I oto zupełnie niedawno ukazało się oświadczenie naukowców z Akademii Nauk Ukraińskiej SRR uznane za sensacyjne. Ekspedycja badaczy ukraińskich postanowiła dokładnie zbadać maleńkie kuleczki krzemowe, które niejednokrotnie znajdowane były przez kolejne ekspedycje naukowe. W kuleczkach pochodzących z warstw z 1908 roku udało się odnaleźć wzbogacony węgiel aktywny 14C.

Czy jest to rezultat oddziaływania promieni kosmicznych, gdy meteoryt „wędrował” jeszcze w Kosmosie? Być może, chociaż niewykluczone jest także ziemskie pochodzenie takiego węgla.

Jednak inne twarde cząstki naprawdę zbulwersowały naukowców. Analiza rentgenograficzna wykazała w nich obecność trzech rodzajów grafitu. Przy powiększeniu tych cząstek 19.000 x odkryto złącza diamentowo-grafitowe. Specjaliści doskonale wiedzą, że takie złącza charakteryzujące się takim właśnie składem chemicznym, związane są z substancjami pochodzenia meteorytowego.

Członkowie ukraińskiej ekspedycji stwierdzili ponadto, że w rejonie wybuchu, ok. 150 mln lat temu był prawdopodobnie czynny wulkan. Być może znalezione złącza diamentowo-grafitowe są produktem jego wybuchu.[1] 

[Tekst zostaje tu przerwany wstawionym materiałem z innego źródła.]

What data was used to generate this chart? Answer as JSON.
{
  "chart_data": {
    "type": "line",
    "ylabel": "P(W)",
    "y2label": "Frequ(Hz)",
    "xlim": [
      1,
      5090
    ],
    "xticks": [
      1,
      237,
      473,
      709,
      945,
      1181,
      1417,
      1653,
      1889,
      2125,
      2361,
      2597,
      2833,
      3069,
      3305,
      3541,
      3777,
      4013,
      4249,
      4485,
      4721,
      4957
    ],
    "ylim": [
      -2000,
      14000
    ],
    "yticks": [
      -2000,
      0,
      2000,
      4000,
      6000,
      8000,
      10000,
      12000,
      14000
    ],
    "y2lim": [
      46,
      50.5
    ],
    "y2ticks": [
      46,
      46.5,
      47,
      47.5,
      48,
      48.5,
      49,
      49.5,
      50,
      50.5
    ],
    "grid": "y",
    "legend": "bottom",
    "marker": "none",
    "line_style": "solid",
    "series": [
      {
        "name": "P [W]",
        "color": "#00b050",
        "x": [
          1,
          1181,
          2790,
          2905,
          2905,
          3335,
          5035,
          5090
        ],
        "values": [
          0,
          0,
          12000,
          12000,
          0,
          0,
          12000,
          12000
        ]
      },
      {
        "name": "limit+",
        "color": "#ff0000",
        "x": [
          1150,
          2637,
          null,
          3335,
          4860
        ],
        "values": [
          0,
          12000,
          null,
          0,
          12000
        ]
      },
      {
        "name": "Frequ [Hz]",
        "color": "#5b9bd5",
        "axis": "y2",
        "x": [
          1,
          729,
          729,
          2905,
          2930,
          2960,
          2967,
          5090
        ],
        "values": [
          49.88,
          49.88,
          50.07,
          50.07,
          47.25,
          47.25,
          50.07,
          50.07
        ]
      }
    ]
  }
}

Być może następne lata już nie przyniosą badaczom Tunguskiego Meteorytu żadnych rewelacji. Jak więc można rozwiązać zagadkę tego „czegoś”, co dotarło do nas z Kosmosu 72 lata temu?

Gieorgij Pietrow proponuje zorganizowanie kosmicznej ekspedycji w celu ostatecznego wyjaśnienia tego fascynującego zjawiska. Proponuje on, aby w określonym czasie wysłać na spotkanie ze zbliżającą się do Słońca kometą sondę kosmiczną. Obliczenia (wykonane wraz z Mikołajem Krupienką) wykazały, że w czasie od 1984 do 1990 roku można zorganizować wiele takich „spotkań” z kometami z rodziny Jowisza przy użyciu posiadanych już rakiet. Ot chociażby z kometą Tempel-2.[2]

Jakie możliwości daje taki lot? Przede wszystkim można by pierwszy raz wykonać zdjęcia jądra komety i tym samym dowiedzieć się czegoś więcej na temat jego rozmiarów. Zagadkę tą można rozwiązać przy pomocy zainstalowanego na sondzie radiolokatora. Niezależnie od tego wysyłane przezeń impulsy radiowe (na falach o czterech częstotliwościach) mogłyby także po raz pierwszy zmierzyć gęstość ciała centralnego. Warto dodać, że badanie można by przeprowadzić za pomocą anteny typu KRT-10 (o średnicy 10-metrowej), która została z powodzeniem wypróbowana przez W. Lachowa i W. Riumina na pokładzie stacji orbitalnej Salut-6. (APN)

 

Źródło – „Dunajec” nr 13 z 29.III.1981 r.  



[2] Czyli kometą 10P/Tempel. Do roku 2022 faktycznie miało miejsce kilka lotów sond kosmicznych do komet, w tym także do 9P/Tempel, 103P/Hartley, 81P/Wild.